Usually it transpires somewhat like this: A few friends are together and one has a seed of an idea. He tells his buddies and then it steamrolls. Ideas are excitedly thrown into the mix, some are tossed, and others are kept — until a rough blueprint for a business model has been fleshed out. Sometimes this happens over a few hours, and sometimes the process takes months.
Regardless, when a plan finally comes together, everyone is excited to jump on board the moving train. It’s usually at this stage that most failed startups set up their eventual demise.
Here’s the rub: Everyone is equally excited, and everyone took equal part in the business planning, so everyone should share equally in the ownership of the business, right?
Wrong. Business ideas don’t hold much value — they aren’t even patentable — it’s the execution of those ideas that matters. That is where the ownership needs to be distributed. You need to take an accurate count of what every owner will be contributing and then structure the ownership of your LLC to support those contributions.

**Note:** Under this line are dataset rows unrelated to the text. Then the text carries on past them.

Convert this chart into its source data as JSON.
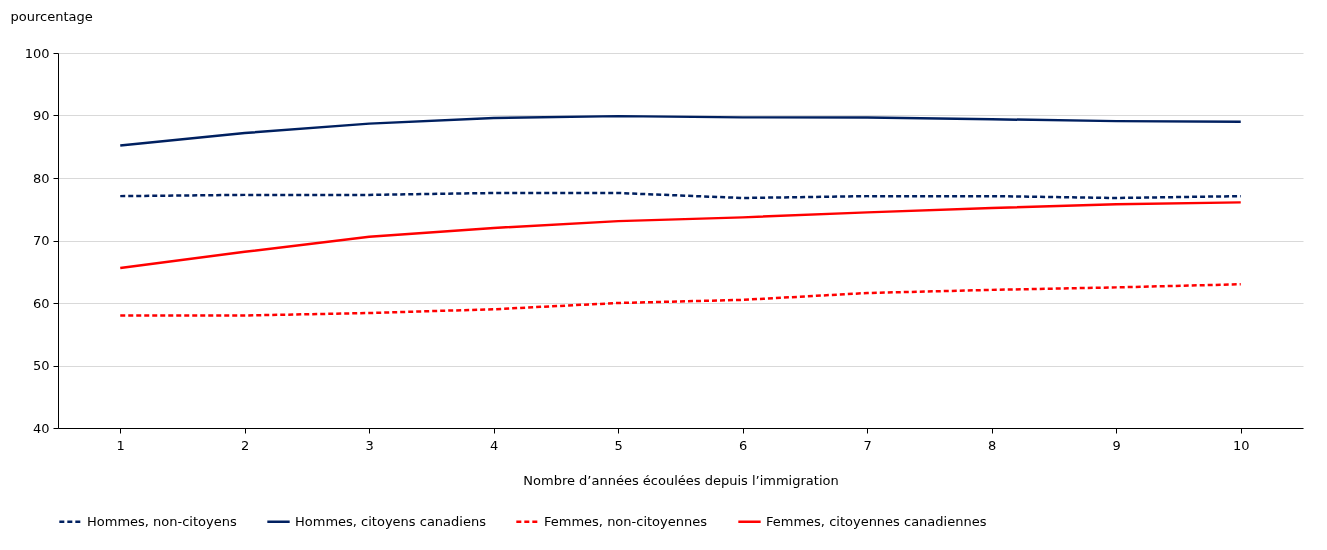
{
  "chart_data": {
    "type": "line",
    "xlabel": "Nombre d’années écoulées depuis l’immigration",
    "ylabel": "pourcentage",
    "categories": [
      "1",
      "2",
      "3",
      "4",
      "5",
      "6",
      "7",
      "8",
      "9",
      "10"
    ],
    "series": [
      {
        "name": "Hommes, non-citoyens",
        "color": "#002060",
        "line_style": "dashed",
        "values": [
          77.1,
          77.3,
          77.3,
          77.6,
          77.6,
          76.8,
          77.1,
          77.1,
          76.8,
          77.1
        ]
      },
      {
        "name": "Hommes, citoyens canadiens",
        "color": "#002060",
        "line_style": "solid",
        "values": [
          85.2,
          87.2,
          88.7,
          89.6,
          89.9,
          89.7,
          89.7,
          89.4,
          89.1,
          89.0
        ]
      },
      {
        "name": "Femmes, non-citoyennes",
        "color": "#ff0000",
        "line_style": "dashed",
        "values": [
          58.0,
          58.0,
          58.4,
          59.0,
          60.0,
          60.5,
          61.6,
          62.1,
          62.5,
          63.0
        ]
      },
      {
        "name": "Femmes, citoyennes canadiennes",
        "color": "#ff0000",
        "line_style": "solid",
        "values": [
          65.6,
          68.2,
          70.6,
          72.0,
          73.1,
          73.7,
          74.5,
          75.2,
          75.8,
          76.1
        ]
      }
    ],
    "ylim": [
      40,
      100
    ],
    "yticks": [
      40,
      50,
      60,
      70,
      80,
      90,
      100
    ],
    "grid": "y",
    "legend": "bottom",
    "marker": "none"
  }
}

You need to have built-in safeguards for accountability — in other words, if a partner doesn’t deliver what she promised, she doesn’t get the membership shares.
You need to keep in mind that this is one of the core functions of your operating agreement.
LLCs can have different classes of membership, so all members don’t have to be treated the same. Some members can get voting rights while others have to remain silent. Some members can also be managers and take charge of the company’s day-to-day operations, while others can only watch from afar.
Also, some members have certain powers that are inherent to owning the company, such as deciding who manages the LLC and whether to accept new members.
Assigning manager titles and duties
Regardless of whether your LLC is manager-managed or member-managed, the managers need boundaries and guidelines. Even if you are the only manager and you want unlimited decision-making power, you need to allow for this in your company’s operating agreement.
Some states require it by law, but regardless — it will keep you out of trouble when one of your non-managing partners contests that lease agreement you entered into or that building you purchased.
Forming your operating agreement is the perfect time for you and your partners to sit down and delineate all the specific roles and titles that each manager will take on.
For instance, one manager may be great at numbers and will take on the role of chief financial officer, whereas another manager may have a solid vision of the company and is the person to lead the others on the path to success — this person can be named president or chief executive officer.
In certain situations, you may also want to consider adopting the “corporate” management structure for your LLC. This structure comes with the preset roles of President, Secretary, Treasurer, and Director.
One example of where this may be helpful is if you have an investor who wants the immediate tax deduction that an LLC can offer (assuming the LLC doesn’t bring in a profit its first year), but prefers the traditional management structure of a corporation.
Keep in mind that although managers are legally called managers by the state, they can have whatever titles they want. So, even if you don’t elect the full corporate management structure, don’t think you’re missing out on the title of president or CEO if you’re forming an LLC!